Some attorneys will arrange for a health assessment (a physical examination and imaging tests) for potential clients. Other times attorneys will order medical records from the potential client’s doctor or hospital and send the material to medical experts for evaluation.
If your doctor does not think you have a diagnosable condition related to your use of a talc product, but a lawyer's medical expert thinks you do, you can take the expert’s report to your own doctor for a follow-up exam, or seek a second opinion from a different doctor.
A lawyer who has decided to take your talcum powder case will determine which defendant(s) to sue and then file a "complaint" in court. The complaint is the legal document that starts the lawsuit and asks for damages from the defendant. (Note that a lawsuit doesn't always need to be filed; any product liability lawsuit can settle out of court, at any time.)
Next, the case moves into the "discovery" phase, when both sides gather evidence. Your lawyer might need to order additional medical documentation for retained experts to review. Your lawyer's medical experts might also examine you.
Defendants are usually entitled to see whatever medical information the plaintiff’s lawyer has that’s relevant to the case. If you have a case, your lawyer will probably need to provide the defense with a list of facilities where you've been examined or treated. The plaintiff’s lawyer usually hands over this kind of information as "answers to interrogatories," part of the discovery phase.
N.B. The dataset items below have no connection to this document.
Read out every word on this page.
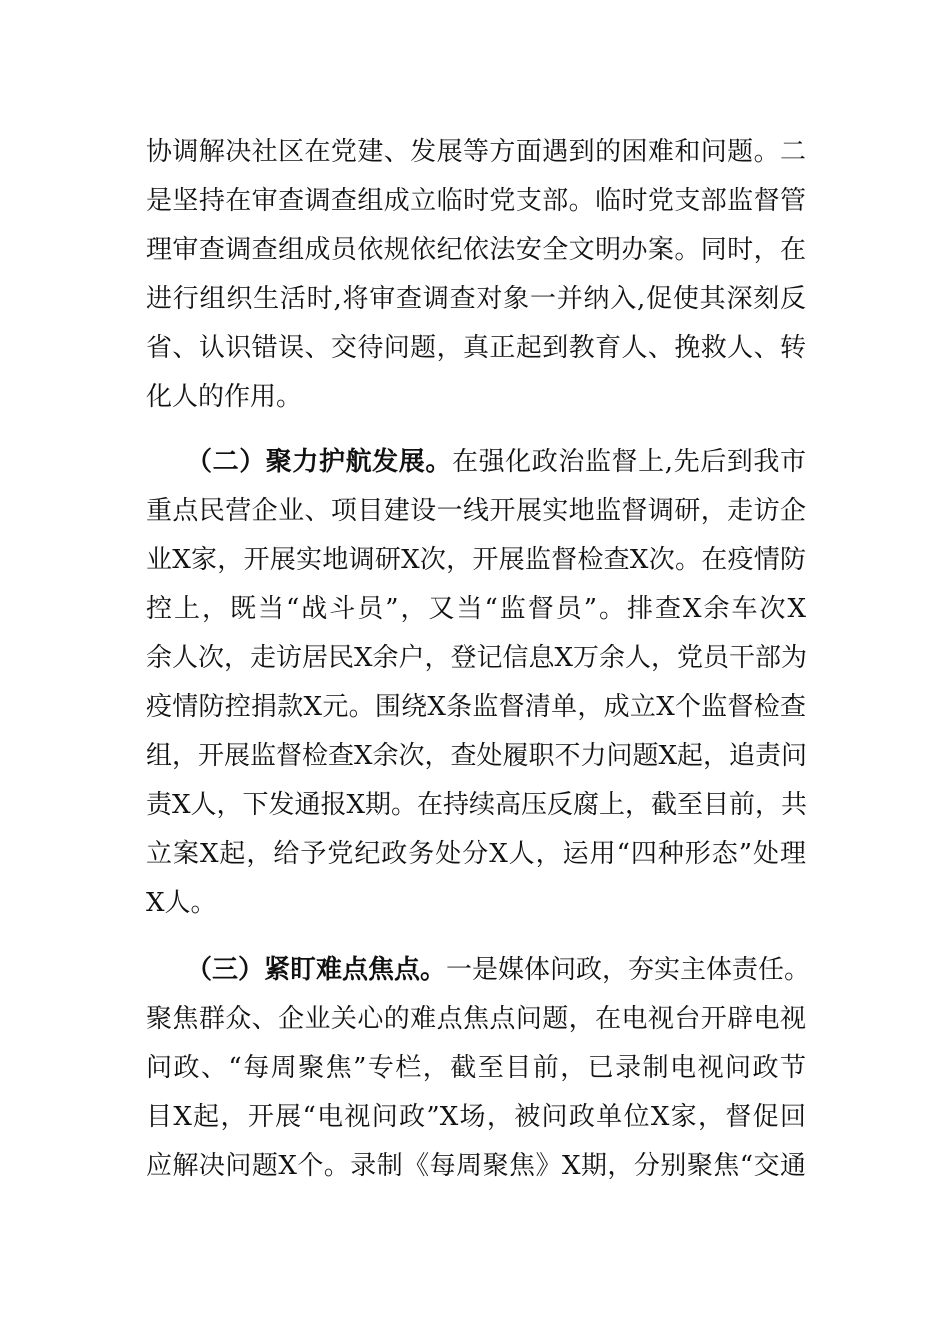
协调解决社区在党建、发展等方面遇到的困难和问题。二
是坚持在审查调查组成立临时党支部。临时党支部监督管
理审查调查组成员依规依纪依法安全文明办案。同时，在
进行组织生活时,将审查调查对象一并纳入,促使其深刻反
省、认识错误、交待问题，真正起到教育人、挽救人、转
化人的作用。
（二）聚力护航发展。在强化政治监督上,先后到我市
重点民营企业、项目建设一线开展实地监督调研，走访企
业X家，开展实地调研X次，开展监督检查X次。在疫情防
控上，既当“战斗员”，又当“监督员”。排查X余车次X
余人次，走访居民X余户，登记信息X万余人，党员干部为
疫情防控捐款X元。围绕X条监督清单，成立X个监督检查
组，开展监督检查X余次，查处履职不力问题X起，追责问
责X人，下发通报X期。在持续高压反腐上，截至目前，共
立案X起，给予党纪政务处分X人，运用“四种形态”处理
X人。
（三）紧盯难点焦点。一是媒体问政，夯实主体责任。
聚焦群众、企业关心的难点焦点问题，在电视台开辟电视
问政、“每周聚焦”专栏，截至目前，已录制电视问政节
目X起，开展“电视问政”X场，被问政单位X家，督促回
应解决问题X个。录制《每周聚焦》X期，分别聚焦“交通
When the defense attorneys decide they want to look at specific medical records the plaintiff’s lawyer hasn’t already provided, the plaintiff often has to give authorization allowing the release of further medical information. Because of privacy regulations, each authorization must be specific to the facility, so the plaintiff might have to sign a lot of forms.
Sometimes the defense asks for medical information by issuing a subpoena to a facility. If they take this route, they have to notify the plaintiff’s attorney. If the request is for something inappropriate or irrelevant, the attorney can try to block the subpoena or review records first to protect the plaintiff’s privacy.
Normally, the defense can also have its own medical expert examine the plaintiff (this step is called an "independent medical examination"). The plaintiff’s attorney helps arrange such an exam and should protect the client from any improprieties, such as medical tests that aren’t related to the plaintiff’s claims.
If you have a case and it gets to the point of a deposition (or even trial), the defense will ask you about your health generally, your diagnosis, and your treatment. Sometimes plaintiffs’ deposition (and trial) answers differ from their written answers to interrogatories because of a mistake in memory. These small discrepancies are normal and extremely unlikely to affect the plaintiff’s case. If you have a case, you don't need to prove that your diagnosis is correct or even understand the medical details; expert witnesses will weigh in on those subjects.
If you’re considering filing a talcum powder lawsuit, you should consult an attorney as soon as reasonably possible. An experienced lawyer will be able to explain the law as it applies to your situation.